By Tatyana Trujillo, ASU sustainable food systems graduate student

If you know a thing or two about plants and tree species, you could find a lovely meal on the Arizona State University campus. You walk outside, and foods like oranges, olives, mint, rosemary, and many more surround you. Walking the ASU campus, our tour guide, Deborah Thirkhill, took us on a campus food journey that could be the future for more college campuses.

An edible landscape or agroforestry system is designed to mimic the structure and function of the natural ecosystem. Within this ecosystem, there is a combination of trees, shrubs, herbs, and edible plants in a harmonious and self-sustaining environment. With Deborah's help, the university actively engages with the local community, hosting events and outreach programs that work to sustain and keep this initiative alive. For example, Deborah gets a team of students to help harvest the dates from the date palm tree. These initiatives encourage environmental awareness and positively influence individuals to implement similar practices in their communities.

All campuses need a landscape to attract a student body, so why not make it meaningful and valuable for the students? The landscape aims to enhance biodiversity, improve soil health, and contribute to climate resilience by integrating trees and edible shrubs into the campus. Having diverse plant species on campus offers an interdisciplinary approach to learning. It can draw from various fields, including agriculture, forestry, environmental science, and business. Students can engage in an effective learning environment to explore the intersections of sustainable practices and food production.

Deborah showed us many tree and plant species around ASU, but one stands out the most: the date palm tree (Phoenix dactylifera)-the date palm stands in the heart of arid landscapes, where the sun blazes relentlessly. The date palm has deep historical roots, dating ancient civilizations in the Middle East and Middle Africa. Why highlight this tree from the others we saw and explored on tour? This tree is native and produces a hardy and sustent pierce of fruit. More college campuses should highlight and market their native plants around their campus. This can encourage students to start thinking about where their foods come from and influence them to grow their food.

These dates are full of nutritional power. They are rich in natural sugar, fiber, and essential vitamins and minerals. Many people use them for a quick energy boost.
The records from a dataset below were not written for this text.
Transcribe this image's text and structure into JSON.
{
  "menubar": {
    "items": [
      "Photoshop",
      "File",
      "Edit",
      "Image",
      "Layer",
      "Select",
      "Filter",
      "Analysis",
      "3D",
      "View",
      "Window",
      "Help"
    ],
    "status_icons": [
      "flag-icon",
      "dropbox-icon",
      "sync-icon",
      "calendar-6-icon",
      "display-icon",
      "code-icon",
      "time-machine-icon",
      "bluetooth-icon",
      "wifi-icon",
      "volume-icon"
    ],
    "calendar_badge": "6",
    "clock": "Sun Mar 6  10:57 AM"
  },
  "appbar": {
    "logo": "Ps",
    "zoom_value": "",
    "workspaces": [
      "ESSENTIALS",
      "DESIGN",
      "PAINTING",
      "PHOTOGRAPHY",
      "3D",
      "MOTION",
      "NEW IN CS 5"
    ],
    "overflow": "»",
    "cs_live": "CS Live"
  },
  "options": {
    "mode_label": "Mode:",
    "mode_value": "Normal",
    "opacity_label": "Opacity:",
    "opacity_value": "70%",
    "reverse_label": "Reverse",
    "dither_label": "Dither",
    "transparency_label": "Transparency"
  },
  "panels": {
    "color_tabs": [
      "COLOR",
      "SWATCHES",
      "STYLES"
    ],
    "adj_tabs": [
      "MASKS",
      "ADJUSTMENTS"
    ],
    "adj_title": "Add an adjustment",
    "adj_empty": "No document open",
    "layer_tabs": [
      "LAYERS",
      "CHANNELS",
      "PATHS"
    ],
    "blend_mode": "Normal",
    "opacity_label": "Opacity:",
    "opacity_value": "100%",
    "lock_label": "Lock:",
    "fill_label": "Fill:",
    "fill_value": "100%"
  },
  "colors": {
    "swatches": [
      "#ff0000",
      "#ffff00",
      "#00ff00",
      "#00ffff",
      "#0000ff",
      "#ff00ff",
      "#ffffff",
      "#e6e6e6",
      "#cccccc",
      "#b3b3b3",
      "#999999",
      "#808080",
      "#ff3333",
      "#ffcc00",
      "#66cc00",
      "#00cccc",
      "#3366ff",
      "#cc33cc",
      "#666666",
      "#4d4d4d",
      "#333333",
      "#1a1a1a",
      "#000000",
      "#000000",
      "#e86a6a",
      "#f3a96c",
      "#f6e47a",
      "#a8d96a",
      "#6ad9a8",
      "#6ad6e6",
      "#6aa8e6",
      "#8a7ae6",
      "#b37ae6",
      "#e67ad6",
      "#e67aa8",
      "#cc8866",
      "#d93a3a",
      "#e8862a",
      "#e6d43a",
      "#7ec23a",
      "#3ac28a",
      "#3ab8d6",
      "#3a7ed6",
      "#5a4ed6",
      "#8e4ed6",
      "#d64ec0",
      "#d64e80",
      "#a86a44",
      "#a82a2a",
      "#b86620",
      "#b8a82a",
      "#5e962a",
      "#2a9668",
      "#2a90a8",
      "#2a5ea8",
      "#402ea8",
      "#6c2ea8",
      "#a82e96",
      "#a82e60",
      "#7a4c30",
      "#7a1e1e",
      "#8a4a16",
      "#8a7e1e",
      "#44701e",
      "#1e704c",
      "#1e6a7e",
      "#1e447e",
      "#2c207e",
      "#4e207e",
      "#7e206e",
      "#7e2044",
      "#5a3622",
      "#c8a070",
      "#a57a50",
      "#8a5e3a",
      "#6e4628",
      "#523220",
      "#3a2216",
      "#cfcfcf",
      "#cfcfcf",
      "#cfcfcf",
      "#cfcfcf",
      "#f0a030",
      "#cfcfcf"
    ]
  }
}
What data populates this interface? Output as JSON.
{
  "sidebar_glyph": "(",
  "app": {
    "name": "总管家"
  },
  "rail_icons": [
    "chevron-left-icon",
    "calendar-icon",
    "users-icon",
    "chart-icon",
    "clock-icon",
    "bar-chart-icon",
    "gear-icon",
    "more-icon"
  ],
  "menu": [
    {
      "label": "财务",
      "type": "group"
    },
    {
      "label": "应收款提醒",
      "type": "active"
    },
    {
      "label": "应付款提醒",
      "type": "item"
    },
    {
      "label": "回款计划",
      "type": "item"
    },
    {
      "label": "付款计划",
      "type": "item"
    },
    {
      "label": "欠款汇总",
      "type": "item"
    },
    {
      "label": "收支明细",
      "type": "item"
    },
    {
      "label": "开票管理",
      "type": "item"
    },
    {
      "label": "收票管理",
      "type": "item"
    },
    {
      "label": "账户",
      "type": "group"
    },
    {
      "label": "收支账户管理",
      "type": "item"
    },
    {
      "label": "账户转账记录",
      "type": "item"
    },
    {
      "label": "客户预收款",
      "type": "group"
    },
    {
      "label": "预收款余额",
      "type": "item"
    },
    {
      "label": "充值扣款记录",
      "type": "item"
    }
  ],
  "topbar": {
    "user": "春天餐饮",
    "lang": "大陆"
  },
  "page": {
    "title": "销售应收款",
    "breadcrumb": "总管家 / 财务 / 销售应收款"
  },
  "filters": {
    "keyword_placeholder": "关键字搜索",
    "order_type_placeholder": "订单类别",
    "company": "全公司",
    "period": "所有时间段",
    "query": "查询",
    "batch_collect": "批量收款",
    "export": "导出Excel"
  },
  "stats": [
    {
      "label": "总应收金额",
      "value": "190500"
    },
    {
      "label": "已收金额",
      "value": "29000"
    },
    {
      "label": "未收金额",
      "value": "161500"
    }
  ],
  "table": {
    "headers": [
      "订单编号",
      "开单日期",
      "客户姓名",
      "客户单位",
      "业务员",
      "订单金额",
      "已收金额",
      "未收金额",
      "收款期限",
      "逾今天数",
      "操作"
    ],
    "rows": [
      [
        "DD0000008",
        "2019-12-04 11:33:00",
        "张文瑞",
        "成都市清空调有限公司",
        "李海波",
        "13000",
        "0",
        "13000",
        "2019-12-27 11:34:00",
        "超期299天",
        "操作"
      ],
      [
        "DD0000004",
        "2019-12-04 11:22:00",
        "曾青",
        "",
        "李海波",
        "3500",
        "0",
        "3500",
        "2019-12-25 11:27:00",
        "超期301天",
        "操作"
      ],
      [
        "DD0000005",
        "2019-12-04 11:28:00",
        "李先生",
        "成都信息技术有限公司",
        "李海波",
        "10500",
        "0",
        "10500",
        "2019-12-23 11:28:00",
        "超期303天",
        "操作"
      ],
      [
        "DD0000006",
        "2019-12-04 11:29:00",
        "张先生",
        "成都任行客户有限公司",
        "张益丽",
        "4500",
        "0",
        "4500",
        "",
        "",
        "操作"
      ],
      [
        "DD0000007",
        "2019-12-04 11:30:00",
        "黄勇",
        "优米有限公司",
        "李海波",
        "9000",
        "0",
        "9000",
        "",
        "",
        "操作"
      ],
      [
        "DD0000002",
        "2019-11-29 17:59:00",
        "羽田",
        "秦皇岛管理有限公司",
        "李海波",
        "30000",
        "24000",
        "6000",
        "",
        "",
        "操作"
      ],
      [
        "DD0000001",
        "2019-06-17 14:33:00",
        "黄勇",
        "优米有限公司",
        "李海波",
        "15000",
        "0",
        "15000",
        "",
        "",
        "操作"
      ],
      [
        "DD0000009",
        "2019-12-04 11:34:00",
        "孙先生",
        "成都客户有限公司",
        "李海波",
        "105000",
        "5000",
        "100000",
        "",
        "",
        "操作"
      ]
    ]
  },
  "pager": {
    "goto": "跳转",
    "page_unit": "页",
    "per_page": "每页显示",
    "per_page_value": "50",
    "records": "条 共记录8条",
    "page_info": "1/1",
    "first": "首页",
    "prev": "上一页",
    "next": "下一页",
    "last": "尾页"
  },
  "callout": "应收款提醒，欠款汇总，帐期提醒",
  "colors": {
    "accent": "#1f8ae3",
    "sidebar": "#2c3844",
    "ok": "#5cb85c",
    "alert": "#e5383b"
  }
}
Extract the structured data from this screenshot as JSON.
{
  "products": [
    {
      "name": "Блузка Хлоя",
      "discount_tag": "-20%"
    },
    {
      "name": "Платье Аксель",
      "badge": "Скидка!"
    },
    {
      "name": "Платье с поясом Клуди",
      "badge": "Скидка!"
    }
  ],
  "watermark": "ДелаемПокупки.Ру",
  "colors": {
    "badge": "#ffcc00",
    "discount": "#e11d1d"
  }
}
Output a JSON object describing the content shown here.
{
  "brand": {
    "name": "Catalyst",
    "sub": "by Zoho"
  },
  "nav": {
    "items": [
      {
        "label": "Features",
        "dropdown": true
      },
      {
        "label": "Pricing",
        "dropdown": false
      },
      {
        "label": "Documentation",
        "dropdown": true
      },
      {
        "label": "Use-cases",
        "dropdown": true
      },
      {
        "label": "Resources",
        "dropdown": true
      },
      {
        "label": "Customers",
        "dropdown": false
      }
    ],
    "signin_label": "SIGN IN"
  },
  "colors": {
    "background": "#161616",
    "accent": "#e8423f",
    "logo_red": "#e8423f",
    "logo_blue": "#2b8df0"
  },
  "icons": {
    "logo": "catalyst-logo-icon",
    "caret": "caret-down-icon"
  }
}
Beyond the delicious fruit, the date palm is used for all its properties. The fronds are used for weaving baskets, mats, and roofing for traditional dwellings. The trunk could be used for furniture because it is a sturdy material. In many cultures, every part of the date palm finds purpose, embodying the principle of sustainable living. At this moment, we should honor and push to think about the native plants in our lives, like the majestic palm tree. We can see the interconnectedness of nature, culture, and human ingenuity.

This blog is part of a series from the Swette Center's annual Arizona Food and Farm Immersion, a required course in their two graduate programs. Students tour the state, meeting with farmers, ranchers, entrepreneurs, government staff, and non-profit leaders.